レシトリア帝国

レシトリア帝国は、フィネア地方中西部に広がる地方最大の立憲君主制帝国である。




レシトリア皇帝ロンバルト2世

在位5年目の若い皇帝。5年前までは騎士団長だったが、レシトリア帝国の慣例に倣い先王の崩御と同時に即位した。
在位以前から皇帝権力の形骸化と地方分権化を強く危惧。即位直後から封建諸侯に対して強硬な態度をとった。
皇帝権力によるフィネア地方軍の常備化を主張しているが、諸侯の反対にあって未だ実現していない。
帝国統合論を参照

現在は魔剣クラウ・ソラスを手に入れることで、求心力を得ようと目論んでいる。
魔剣の伝承に詳しいとされるヴェルチ家から情報を聞き出そうと考えている。
しかし、ダインハイト公王家の人物を強制招致するわけにもいかず、現公王の死を待ち望んでいる。
一部には、クリスティン・ヴェルチとの政略結婚説もささやかれたが、公王が老齢とあってこれは利益少ないと見送られたらしい。

帝位継承制度と帝国騎士団

レシトリア帝国の帝位は、血族が継承するものではない。
皇帝職はあくまで対蛮族戦争の最高司令官を意味しており、常に騎士団長が継承している。
すでに蛮族との戦いが人間優位に傾いていることもあり、この戦時大権を返納するよう主張する勢力もある。
→参考:レシトリア民主革命

帝国議会

〈大破局〉以降も形式的に継続されてきたレシトリア民主共和国議会の名残。

上院(貴族院)

議員の大半は騎士団員で、市民による議員選挙も行われていない。
帝国騎士団と帝国商会、帝国マギテック協会など関係諸団体から特定数の議員が推薦されることで選出される。
名誉職という側面が強く、団長級に出世しないまま引退した騎士団員や、すでに経営を次代に譲った大型商店主などが議席を占める。

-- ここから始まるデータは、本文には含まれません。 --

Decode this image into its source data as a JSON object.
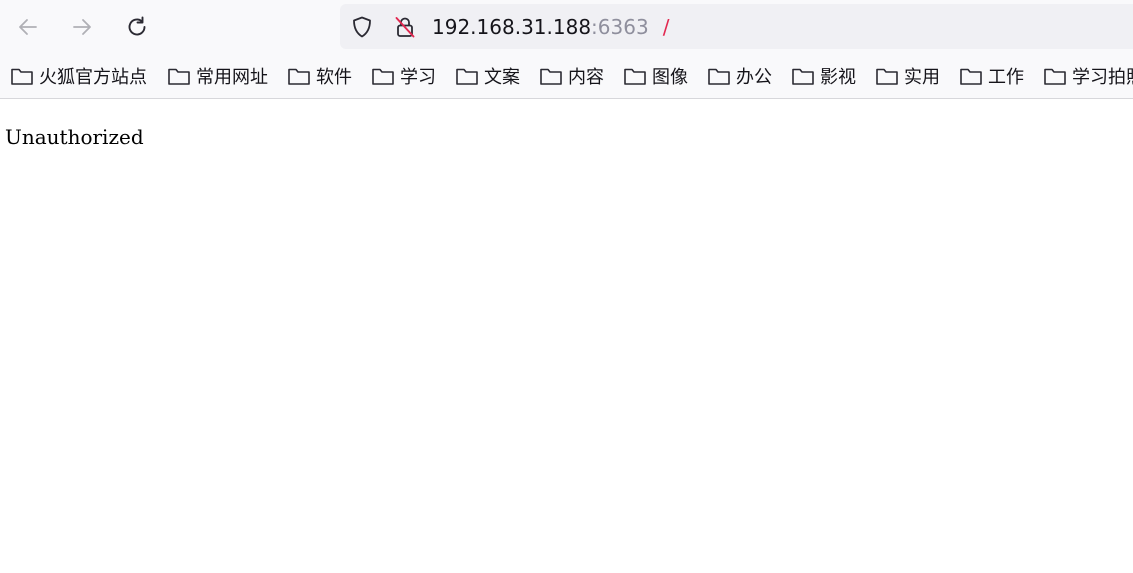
{
  "toolbar": {
    "back_icon": "arrow-left-icon",
    "forward_icon": "arrow-right-icon",
    "reload_icon": "reload-icon"
  },
  "urlbar": {
    "host": "192.168.31.188",
    "port": ":6363",
    "path": "/",
    "shield_icon": "shield-icon",
    "insecure_lock_icon": "insecure-lock-icon",
    "insecure_color": "#e22850"
  },
  "bookmarks": {
    "items": [
      {
        "label": "火狐官方站点"
      },
      {
        "label": "常用网址"
      },
      {
        "label": "软件"
      },
      {
        "label": "学习"
      },
      {
        "label": "文案"
      },
      {
        "label": "内容"
      },
      {
        "label": "图像"
      },
      {
        "label": "办公"
      },
      {
        "label": "影视"
      },
      {
        "label": "实用"
      },
      {
        "label": "工作"
      },
      {
        "label": "学习拍照"
      }
    ]
  },
  "page": {
    "body_text": "Unauthorized"
  }
}
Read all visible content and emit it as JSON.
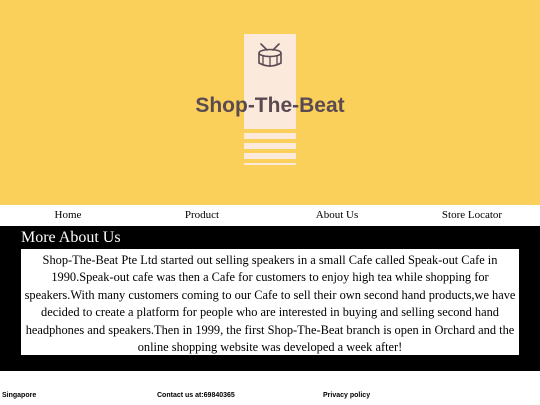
{
  "brand": {
    "name": "Shop-The-Beat",
    "logo_icon": "drum-icon",
    "colors": {
      "background": "#fbd05a",
      "card": "#fbe9dc",
      "text": "#5a4a52"
    }
  },
  "nav": {
    "items": [
      {
        "label": "Home"
      },
      {
        "label": "Product"
      },
      {
        "label": "About Us"
      },
      {
        "label": "Store Locator"
      }
    ]
  },
  "about": {
    "title": "More About Us",
    "body": "Shop-The-Beat Pte Ltd started out selling speakers in a small Cafe called Speak-out Cafe in 1990.Speak-out cafe was then a Cafe for customers to enjoy high tea while shopping for speakers.With many customers coming to our Cafe to sell their own second hand products,we have decided to create a platform for people who are interested in buying and selling second hand headphones and speakers.Then in 1999, the first Shop-The-Beat branch is open in Orchard and the online shopping website was developed a week after!"
  },
  "footer": {
    "location": "Singapore",
    "contact": "Contact us at:69840365",
    "privacy": "Privacy policy"
  }
}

名目上の議会機能は立法機能だが、首都における諸団体の利益調整の役割の方が大きい。
独自に立法することも本来可能だが、基本的には皇帝権力の遂行機関としての側面が強い。

下院(諸侯院)

各地方村落を統治する諸侯(およびその代理人)からなる議会。
憲法上は上院より権限が小さいが、現実には諸侯の発言力は日増しに大きくなっている。
皇帝権力形骸化の原因とも言われ、ダインハイト公国と北レシトリア国の政治機能を完全に独立させるきっかけともなった。
この前例が生まれたことで、この30年ほどは諸侯が糾合して公爵級の人物を擁立し、皇帝に独立承認を迫る事態が続いている。

信託統治制度と爵位

レシトリア帝国は立憲君主制による統一国家だが、この50年ほどの封建化を通じて、地方分権が進んでいる。
まだ統治が確立していない前線都市の復興作業に際して担当者を指名したのが信託統治制度の始まりである。
本軍は蛮族との戦争を継続する必要があったために、後方都市は侯爵位を授かった騎士団員によって統治された。
戦争が小康状態に陥ってもこの利権を手放す家系はそう多くなく、各地で侯爵が封建君主として地方統治を行ってきた。

主な諸侯は次の通り。
地方 爵位
反抗要塞ダインハイト ダインハイト公爵
北レシトリア国 スレイン公爵
ムートランド ムートランド候
アイラット アイラット候
ベルティンドット 南海候

第2次解放戦争(第2シーズン以降)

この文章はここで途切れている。